Teller Officials Complete Investigation Into Fatal Drowning

by Rick Langenberg:

 

 

Teller County officials have concluded that no foul play occurred during a fatal boating accident at Skaguay Reservoir, outside Victor, that took the life of a 17-year-old teen from Colorado Springs last week. The name of the teen has been identified as McKenzie K. Boutin. “There was no evidence of any trauma associated with his death,” said Teller County Coroner Al Born, in an interview Monday morning. According to Born, the boy died from an apparent drowning, when a canoe he was using with a 20-year-old man, tipped over. In addition, the frigid cold waters of Skaguay, located just below the snow melt of Pikes Peak, may have played a role in the youth’s drowning. “The water was very, very cold and neither the 17-year-old boy nor the young man was wearing life jackets. That’s a bad combination.” The boat was about 200 feet from the shore when it capsized, according to Born.

The older man was able to get out of the water, and with the help of by-standers, pulled Boutin ashore before rescue crews arrived. Rescue workers from the sheriff’s office and other agencies rushed to scene. But by the time authorities arrived, the body of teen was lying on the shore, according to Teller County Sheriff Mike Ensminger. Both Boutin and other man were taken to a local hospital. “It is a very tragic incident,” said Ensminger. “His family was very well-liked.” Although the youth is from Colorado Springs, his father has strong ties in Teller County. And unfortunately, the incident represented yet another tragedy on local waters, with six people dying from accidental deaths, drowning or boating mishaps in the last several years. Still, officials don’t believe that extra safety precautions should be implemented. “We are primarily a response agency,” said Steve Steed, director of emergency management for Teller County, who coordinated the recent rescue effort at Skaguay Reservoir. He stressed that Teller authorities have no say in the safety operations of these areas, and urged recreation boaters to use good safety measures. “People have to be responsible for their own safety,” said Steed.

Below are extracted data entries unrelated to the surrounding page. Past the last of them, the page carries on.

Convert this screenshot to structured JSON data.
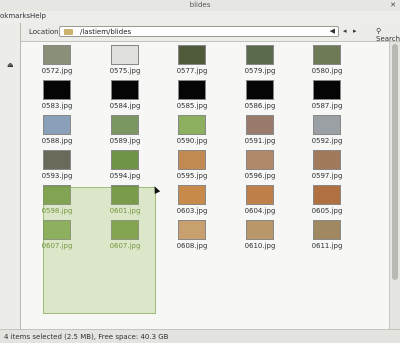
{
  "window": {
    "title": "blides"
  },
  "window_controls": {
    "close": "✕"
  },
  "menubar": {
    "items": [
      "okmarks",
      "Help"
    ]
  },
  "sidebar": {
    "eject_glyph": "⏏"
  },
  "toolbar": {
    "location_label": "Location:",
    "location_value": "/lastiem/blides",
    "clear_glyph": "◀",
    "back_glyph": "◂",
    "forward_glyph": "▸",
    "search_label": "Search"
  },
  "files": [
    {
      "name": "0572.jpg",
      "color": "#8a8f7a",
      "selected": false
    },
    {
      "name": "0575.jpg",
      "color": "#e0e0dc",
      "selected": false
    },
    {
      "name": "0577.jpg",
      "color": "#4f5b3a",
      "selected": false
    },
    {
      "name": "0579.jpg",
      "color": "#5a6a4a",
      "selected": false
    },
    {
      "name": "0580.jpg",
      "color": "#6e7a56",
      "selected": false
    },
    {
      "name": "0583.jpg",
      "color": "#050505",
      "selected": false
    },
    {
      "name": "0584.jpg",
      "color": "#050505",
      "selected": false
    },
    {
      "name": "0585.jpg",
      "color": "#050505",
      "selected": false
    },
    {
      "name": "0586.jpg",
      "color": "#050505",
      "selected": false
    },
    {
      "name": "0587.jpg",
      "color": "#050505",
      "selected": false
    },
    {
      "name": "0588.jpg",
      "color": "#8aa0b8",
      "selected": false
    },
    {
      "name": "0589.jpg",
      "color": "#7b9660",
      "selected": false
    },
    {
      "name": "0590.jpg",
      "color": "#8db060",
      "selected": false
    },
    {
      "name": "0591.jpg",
      "color": "#9a7a6a",
      "selected": false
    },
    {
      "name": "0592.jpg",
      "color": "#9aa0a4",
      "selected": false
    },
    {
      "name": "0593.jpg",
      "color": "#6a6a5a",
      "selected": false
    },
    {
      "name": "0594.jpg",
      "color": "#6e9448",
      "selected": false
    },
    {
      "name": "0595.jpg",
      "color": "#c08a50",
      "selected": false
    },
    {
      "name": "0596.jpg",
      "color": "#b0886a",
      "selected": false
    },
    {
      "name": "0597.jpg",
      "color": "#a07a5a",
      "selected": false
    },
    {
      "name": "0598.jpg",
      "color": "#7a9a50",
      "selected": true
    },
    {
      "name": "0601.jpg",
      "color": "#6f8f44",
      "selected": true
    },
    {
      "name": "0603.jpg",
      "color": "#c88a4a",
      "selected": false
    },
    {
      "name": "0604.jpg",
      "color": "#c0804a",
      "selected": false
    },
    {
      "name": "0605.jpg",
      "color": "#b07040",
      "selected": false
    },
    {
      "name": "0607.jpg",
      "color": "#8aaa60",
      "selected": true
    },
    {
      "name": "0607.jpg",
      "color": "#7f9a50",
      "selected": true
    },
    {
      "name": "0608.jpg",
      "color": "#c8a070",
      "selected": false
    },
    {
      "name": "0610.jpg",
      "color": "#b89868",
      "selected": false
    },
    {
      "name": "0611.jpg",
      "color": "#a08860",
      "selected": false
    }
  ],
  "statusbar": {
    "text": "4 items selected (2.5 MB), Free space: 40.3 GB"
  }
}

For the most part, the bevy of water-related fatalities occurring over the last few years have been classified as isolated incidents. Last May, a Fort Carson soldier drowned in Skaguay. The details are somewhat sketchy and speculation abounded that the soldier may have fallen into the water. Staff Sgt. Robert Shelter, 27, was pulled from the water by friends who he planned to meet at the reservoir on May 27, 2011. His friends were unable to revive Shelter after doing CPR. Last summer, another tragic death occurred at Eleven Mile Reservoir, taking the lives of a former mayoral candidate for Colorado Springs, Mitch Christiansen, and his wife Susan, an administrator for Memorial Hospital. Their motor boat reportedly capsized on the east side of the reservoir, although no one witnessed the incident. This earlier boating mishap was partially attributed to extremely dangerous conditions with winds gusting up to 40 miles per hour. And sadly enough, the Christiansens were trying out a new motor home at the park and were planning to participate in the No Name Fishing Tournament.

During another tragedy at Eleven Mile in the summer of 2010, 49-year-old Clifford Carrano of Fairplay died in a one-person tragedy after he tried to retrieve his boat and reportedly drowned, only 40 feet from the shore. Prior to these accidents, no reported drowning occurred at Eleven Mile for about 10 years. Another drowning was reported in the last several years near the shore of Burgess Lake at Spring Valley, involving the death of 30-year-old Leva B. McDonald. This incident was initially reported as quite suspicious, but no charges were ever filed.